There's an ascending signature counter that's intended to prevent cloned devices (replay attacks are prevented seperately with server generated challenge). One way around it is clone (backup key) having very high initial signature counter set, so first use invalidates original (on loss). But yeah it's a UX problem that hopefully will find a better/non-hacky solution than "register multiple keys for each site".


> But yeah it's a UX problem that hopefully will find a better/non-hacky solution than "register multiple keys for each site".

This seems like a huge blocker for adoption. I currently run into this issue with FIDO for 2fa - I store my backup key offsite, which means enrolling the second device requires me to make a special trip to retrieve the device. My current approach is to retrieve the backup token every few months and add it to all of the new services I have enrolled in, but I don't have a good system for remembering all of these services, so I inevitably forget one (despite only using the key on a few services)...
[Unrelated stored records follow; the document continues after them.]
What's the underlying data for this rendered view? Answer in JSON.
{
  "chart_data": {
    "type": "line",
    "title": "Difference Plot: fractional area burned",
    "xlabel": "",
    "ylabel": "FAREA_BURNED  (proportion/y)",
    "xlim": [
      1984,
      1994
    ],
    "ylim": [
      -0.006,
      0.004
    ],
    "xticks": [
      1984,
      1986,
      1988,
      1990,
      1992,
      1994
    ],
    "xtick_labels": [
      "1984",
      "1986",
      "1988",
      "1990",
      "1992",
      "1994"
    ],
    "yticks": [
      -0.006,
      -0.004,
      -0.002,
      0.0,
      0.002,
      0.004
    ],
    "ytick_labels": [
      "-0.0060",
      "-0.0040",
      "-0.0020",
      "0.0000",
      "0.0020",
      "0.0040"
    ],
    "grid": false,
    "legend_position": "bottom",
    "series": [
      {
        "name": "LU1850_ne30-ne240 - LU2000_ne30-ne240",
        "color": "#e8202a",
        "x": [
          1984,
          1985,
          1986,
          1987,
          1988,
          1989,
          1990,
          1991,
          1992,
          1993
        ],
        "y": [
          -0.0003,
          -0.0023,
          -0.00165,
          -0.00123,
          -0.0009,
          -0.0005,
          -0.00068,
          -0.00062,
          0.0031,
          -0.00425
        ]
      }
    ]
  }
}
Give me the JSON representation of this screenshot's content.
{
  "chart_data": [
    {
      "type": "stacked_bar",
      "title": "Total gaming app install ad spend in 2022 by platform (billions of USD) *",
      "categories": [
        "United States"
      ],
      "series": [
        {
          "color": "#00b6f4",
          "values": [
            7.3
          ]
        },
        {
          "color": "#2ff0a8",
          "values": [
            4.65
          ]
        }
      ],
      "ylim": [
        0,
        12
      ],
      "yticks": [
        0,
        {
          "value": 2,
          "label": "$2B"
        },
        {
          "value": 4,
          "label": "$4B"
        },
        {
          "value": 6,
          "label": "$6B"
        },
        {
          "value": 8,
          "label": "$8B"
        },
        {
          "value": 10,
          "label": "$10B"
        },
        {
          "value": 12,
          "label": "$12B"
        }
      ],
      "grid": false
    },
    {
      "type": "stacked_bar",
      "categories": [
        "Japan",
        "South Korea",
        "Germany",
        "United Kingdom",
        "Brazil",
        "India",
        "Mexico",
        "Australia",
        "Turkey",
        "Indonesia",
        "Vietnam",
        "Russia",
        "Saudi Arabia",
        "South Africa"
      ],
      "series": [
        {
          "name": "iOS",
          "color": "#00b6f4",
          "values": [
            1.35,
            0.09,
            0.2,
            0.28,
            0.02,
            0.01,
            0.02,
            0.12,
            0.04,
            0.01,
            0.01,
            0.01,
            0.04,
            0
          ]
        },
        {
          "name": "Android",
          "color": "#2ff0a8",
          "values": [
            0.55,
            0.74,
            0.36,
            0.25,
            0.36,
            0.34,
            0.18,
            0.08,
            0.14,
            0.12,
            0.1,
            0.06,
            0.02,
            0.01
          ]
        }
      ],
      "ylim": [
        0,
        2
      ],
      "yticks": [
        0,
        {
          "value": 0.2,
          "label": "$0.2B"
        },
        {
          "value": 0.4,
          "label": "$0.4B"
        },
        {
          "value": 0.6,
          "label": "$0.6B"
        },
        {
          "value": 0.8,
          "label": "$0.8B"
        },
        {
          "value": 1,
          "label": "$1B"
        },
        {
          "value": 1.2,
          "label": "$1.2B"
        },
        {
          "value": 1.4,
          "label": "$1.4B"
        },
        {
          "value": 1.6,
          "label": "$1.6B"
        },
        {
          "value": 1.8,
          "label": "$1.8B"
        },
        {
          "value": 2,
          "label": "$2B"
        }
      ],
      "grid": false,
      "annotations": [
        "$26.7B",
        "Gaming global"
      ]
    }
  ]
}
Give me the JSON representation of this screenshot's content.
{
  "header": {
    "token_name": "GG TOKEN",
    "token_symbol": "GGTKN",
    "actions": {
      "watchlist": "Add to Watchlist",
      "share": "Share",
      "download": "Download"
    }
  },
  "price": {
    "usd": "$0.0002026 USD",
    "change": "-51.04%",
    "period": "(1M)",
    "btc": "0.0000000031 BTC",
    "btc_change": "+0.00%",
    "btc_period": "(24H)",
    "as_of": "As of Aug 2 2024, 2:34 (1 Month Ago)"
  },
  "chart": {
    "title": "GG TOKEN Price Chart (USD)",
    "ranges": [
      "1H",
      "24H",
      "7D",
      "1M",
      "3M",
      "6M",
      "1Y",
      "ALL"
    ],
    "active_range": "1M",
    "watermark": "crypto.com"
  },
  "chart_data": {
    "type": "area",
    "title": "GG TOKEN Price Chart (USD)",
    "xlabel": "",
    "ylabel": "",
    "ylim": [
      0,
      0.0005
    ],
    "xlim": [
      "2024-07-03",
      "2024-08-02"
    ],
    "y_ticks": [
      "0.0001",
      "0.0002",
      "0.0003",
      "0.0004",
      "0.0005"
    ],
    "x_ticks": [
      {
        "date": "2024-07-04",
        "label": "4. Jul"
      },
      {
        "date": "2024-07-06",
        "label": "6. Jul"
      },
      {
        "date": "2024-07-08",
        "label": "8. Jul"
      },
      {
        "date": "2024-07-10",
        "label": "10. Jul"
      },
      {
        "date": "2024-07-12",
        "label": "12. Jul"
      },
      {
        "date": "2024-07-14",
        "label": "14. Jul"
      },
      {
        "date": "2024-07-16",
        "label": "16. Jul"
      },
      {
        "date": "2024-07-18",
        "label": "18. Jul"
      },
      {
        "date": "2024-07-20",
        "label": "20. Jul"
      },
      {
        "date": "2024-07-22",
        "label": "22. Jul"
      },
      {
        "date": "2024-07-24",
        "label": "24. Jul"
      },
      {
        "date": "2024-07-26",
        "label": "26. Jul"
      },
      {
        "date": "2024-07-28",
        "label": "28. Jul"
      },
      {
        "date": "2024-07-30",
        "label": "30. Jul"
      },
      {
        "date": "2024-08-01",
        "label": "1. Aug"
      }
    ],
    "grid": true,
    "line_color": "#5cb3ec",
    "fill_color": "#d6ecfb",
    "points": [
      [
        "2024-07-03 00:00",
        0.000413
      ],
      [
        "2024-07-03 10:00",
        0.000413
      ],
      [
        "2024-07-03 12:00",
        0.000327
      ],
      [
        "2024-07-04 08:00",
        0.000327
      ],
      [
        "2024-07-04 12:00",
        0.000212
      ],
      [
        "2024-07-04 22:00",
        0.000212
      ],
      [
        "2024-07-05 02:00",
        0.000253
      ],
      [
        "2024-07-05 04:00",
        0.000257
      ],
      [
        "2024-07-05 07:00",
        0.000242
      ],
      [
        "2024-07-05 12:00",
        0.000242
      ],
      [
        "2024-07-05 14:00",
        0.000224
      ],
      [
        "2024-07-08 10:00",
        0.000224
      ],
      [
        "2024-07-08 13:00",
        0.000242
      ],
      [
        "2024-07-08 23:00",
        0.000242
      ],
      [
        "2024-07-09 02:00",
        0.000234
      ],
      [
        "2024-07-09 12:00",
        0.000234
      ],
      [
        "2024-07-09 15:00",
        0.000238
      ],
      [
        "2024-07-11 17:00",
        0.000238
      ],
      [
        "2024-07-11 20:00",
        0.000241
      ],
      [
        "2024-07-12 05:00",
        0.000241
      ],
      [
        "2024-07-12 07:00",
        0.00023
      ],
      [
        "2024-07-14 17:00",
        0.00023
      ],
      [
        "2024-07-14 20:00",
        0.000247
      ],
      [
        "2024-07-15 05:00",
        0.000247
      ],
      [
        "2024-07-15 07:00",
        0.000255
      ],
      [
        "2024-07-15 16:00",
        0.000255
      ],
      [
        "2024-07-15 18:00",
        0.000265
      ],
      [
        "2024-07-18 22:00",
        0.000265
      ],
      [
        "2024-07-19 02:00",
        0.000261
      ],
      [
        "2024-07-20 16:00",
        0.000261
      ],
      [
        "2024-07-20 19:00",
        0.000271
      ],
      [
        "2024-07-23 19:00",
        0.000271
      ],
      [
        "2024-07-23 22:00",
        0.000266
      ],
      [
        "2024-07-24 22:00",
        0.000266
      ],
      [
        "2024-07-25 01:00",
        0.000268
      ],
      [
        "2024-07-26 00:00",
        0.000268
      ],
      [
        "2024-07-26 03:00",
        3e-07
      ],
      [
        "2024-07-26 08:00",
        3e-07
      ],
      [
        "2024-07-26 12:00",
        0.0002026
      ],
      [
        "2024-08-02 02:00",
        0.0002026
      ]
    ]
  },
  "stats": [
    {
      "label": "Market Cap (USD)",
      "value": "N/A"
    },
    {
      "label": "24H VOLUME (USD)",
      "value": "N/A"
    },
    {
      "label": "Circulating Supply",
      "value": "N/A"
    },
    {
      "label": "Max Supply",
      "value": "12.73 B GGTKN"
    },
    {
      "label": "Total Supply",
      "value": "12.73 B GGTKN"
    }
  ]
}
Write the services down. You don't need to keep the fact that you have FIDO tokens secret unless you're keeping them somewhere otherwise unsafe like under a rock in your garden. So a list titled "Services I've enabled for FIDO" with check columns for the tokens gets it done.


That's my current approach, but I'm not as disciplined about writing them down as I should be.


Ah, I see you're thinking about platform devices where the web browser is running on the device being enrolled.

Yes, you'd have to use some other way to authenticate as yourself on a second or subsequent platform device. If you have a separate FIDO token (like a Yubikey or any of their cheaper Security Key products or dozens of others) that would be the obvious first choice to enroll.